Directory-based protocol in distributed shared-memory architecture involves the coherence protocol, where it must know where to find the directory information for any cached block of memory. The solution is to distribute the directory along with the memory so different coherence requests can go to different directories. There are two primary operations which are handling a read miss and handling a write to a shared, clean cache block.

(c) Discuss **two (2)** synchronization mechanisms that can be used to enforce cache coherence in multiprocessor environment. [10/100]

Synchronization mechanisms that can be used to enforce cache coherence in multiprocessor environment:

1. Atomic exchange primitive. It interchanges the value in a register for a value in the memory. A simple lock is built; 0 for indicating the lock is free while 1 for indicating the lock is unavailable. The key to using it is the operation must be atomic.
2. Locks. Spin locks are implemented once there is an atomic operation. They are used when programmers expect the lock to be held for a very short time. The advantages of caching the lock is the spinning lock process is done on local cache instead of global memory access.

(d) Discuss **two (2)** memory consistency models that can be used enforce cache coherence in multiprocessor environment. [10/100]

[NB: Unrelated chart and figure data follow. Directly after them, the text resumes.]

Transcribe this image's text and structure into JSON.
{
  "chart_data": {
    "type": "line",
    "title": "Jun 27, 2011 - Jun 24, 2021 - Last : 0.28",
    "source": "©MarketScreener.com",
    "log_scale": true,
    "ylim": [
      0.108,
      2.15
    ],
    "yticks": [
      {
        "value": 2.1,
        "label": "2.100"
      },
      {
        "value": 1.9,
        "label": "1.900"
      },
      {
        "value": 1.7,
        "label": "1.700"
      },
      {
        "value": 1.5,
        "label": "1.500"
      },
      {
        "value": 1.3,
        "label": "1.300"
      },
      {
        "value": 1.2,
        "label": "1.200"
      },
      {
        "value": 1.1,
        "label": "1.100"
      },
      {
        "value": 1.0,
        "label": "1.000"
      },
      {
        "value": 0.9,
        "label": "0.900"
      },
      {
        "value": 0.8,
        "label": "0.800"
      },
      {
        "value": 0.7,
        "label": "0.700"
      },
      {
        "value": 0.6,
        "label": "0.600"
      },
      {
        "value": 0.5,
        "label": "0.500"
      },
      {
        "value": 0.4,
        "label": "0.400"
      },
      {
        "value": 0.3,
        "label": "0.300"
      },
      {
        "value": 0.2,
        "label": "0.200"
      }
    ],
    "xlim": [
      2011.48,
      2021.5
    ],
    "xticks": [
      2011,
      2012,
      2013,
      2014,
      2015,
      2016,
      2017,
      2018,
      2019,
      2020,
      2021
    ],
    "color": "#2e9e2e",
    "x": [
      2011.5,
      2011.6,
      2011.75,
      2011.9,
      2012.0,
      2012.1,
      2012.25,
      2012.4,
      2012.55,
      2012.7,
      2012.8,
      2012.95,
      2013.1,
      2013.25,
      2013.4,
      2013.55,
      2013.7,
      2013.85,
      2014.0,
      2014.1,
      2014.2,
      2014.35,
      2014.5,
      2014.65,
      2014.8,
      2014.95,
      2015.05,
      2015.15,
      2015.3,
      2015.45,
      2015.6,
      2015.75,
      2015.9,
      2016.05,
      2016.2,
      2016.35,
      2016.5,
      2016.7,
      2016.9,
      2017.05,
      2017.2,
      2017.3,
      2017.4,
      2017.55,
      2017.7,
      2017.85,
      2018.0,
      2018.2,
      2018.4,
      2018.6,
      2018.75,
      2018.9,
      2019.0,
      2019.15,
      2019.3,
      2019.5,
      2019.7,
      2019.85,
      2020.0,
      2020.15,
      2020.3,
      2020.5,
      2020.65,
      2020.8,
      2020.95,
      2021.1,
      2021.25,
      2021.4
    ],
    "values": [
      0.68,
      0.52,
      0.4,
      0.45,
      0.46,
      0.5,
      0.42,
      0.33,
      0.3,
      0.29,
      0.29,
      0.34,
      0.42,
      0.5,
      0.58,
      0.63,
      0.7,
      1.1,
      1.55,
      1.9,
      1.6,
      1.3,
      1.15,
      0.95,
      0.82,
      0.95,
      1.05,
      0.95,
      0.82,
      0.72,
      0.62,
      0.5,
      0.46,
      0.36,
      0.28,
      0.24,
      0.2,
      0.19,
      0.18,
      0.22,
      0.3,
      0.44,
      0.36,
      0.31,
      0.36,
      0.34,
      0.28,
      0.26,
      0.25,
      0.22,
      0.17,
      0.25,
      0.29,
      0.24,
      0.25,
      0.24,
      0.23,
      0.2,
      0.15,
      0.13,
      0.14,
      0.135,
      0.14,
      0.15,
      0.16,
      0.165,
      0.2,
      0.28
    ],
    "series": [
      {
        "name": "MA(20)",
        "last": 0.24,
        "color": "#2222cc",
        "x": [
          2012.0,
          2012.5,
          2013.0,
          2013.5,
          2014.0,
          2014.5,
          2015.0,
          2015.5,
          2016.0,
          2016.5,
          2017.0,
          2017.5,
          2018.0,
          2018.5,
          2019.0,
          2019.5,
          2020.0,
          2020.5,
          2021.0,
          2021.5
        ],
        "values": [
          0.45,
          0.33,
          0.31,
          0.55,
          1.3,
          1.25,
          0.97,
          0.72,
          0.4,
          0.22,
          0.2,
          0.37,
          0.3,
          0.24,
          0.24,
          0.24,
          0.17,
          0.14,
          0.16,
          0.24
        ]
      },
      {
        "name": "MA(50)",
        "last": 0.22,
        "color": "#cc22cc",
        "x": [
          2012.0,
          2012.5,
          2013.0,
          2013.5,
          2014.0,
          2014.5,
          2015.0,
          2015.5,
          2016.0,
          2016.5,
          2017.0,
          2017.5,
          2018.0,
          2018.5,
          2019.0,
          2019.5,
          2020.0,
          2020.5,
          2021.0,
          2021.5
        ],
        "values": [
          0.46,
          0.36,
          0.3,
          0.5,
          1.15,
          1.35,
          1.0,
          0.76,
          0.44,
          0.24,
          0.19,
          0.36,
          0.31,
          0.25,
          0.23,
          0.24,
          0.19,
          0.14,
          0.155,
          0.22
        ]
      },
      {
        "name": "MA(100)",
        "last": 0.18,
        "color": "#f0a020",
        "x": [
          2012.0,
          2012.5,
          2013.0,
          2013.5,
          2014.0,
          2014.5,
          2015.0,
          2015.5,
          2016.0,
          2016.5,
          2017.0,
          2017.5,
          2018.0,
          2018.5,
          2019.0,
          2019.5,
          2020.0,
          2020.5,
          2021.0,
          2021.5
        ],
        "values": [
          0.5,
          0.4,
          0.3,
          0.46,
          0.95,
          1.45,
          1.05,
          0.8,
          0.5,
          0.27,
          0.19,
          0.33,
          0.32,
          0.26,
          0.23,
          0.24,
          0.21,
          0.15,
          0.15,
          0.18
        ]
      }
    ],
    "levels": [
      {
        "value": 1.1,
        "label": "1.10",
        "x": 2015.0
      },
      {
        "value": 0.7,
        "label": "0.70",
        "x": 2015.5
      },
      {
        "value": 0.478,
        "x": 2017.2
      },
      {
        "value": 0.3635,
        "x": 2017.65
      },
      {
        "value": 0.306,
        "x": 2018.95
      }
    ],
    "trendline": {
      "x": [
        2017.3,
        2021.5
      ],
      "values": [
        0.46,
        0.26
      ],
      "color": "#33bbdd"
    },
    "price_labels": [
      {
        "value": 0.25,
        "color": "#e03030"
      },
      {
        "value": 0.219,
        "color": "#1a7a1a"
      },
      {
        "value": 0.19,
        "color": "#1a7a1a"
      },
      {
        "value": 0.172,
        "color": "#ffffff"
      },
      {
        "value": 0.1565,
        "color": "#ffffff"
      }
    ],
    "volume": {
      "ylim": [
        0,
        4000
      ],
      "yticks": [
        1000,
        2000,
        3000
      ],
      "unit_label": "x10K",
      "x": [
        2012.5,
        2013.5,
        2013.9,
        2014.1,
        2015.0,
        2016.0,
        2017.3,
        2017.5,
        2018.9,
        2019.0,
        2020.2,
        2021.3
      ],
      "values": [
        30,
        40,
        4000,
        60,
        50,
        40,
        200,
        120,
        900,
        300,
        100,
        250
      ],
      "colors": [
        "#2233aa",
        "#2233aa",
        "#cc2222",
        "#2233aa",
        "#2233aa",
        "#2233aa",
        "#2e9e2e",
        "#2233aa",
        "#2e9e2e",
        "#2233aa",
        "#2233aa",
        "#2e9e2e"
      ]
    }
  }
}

1. Sequential consistency. It requires a processor to delay the completion of any memory access until all invalidations caused by that access are completed. Cannot simply place the write in a write buffer and continue with the read.
2. Release consistency. It distinguishes between synchronization operations that are used to acquire access to a shared variable and those that release an object to allow another processor to acquire access. Slightly relax the ordering.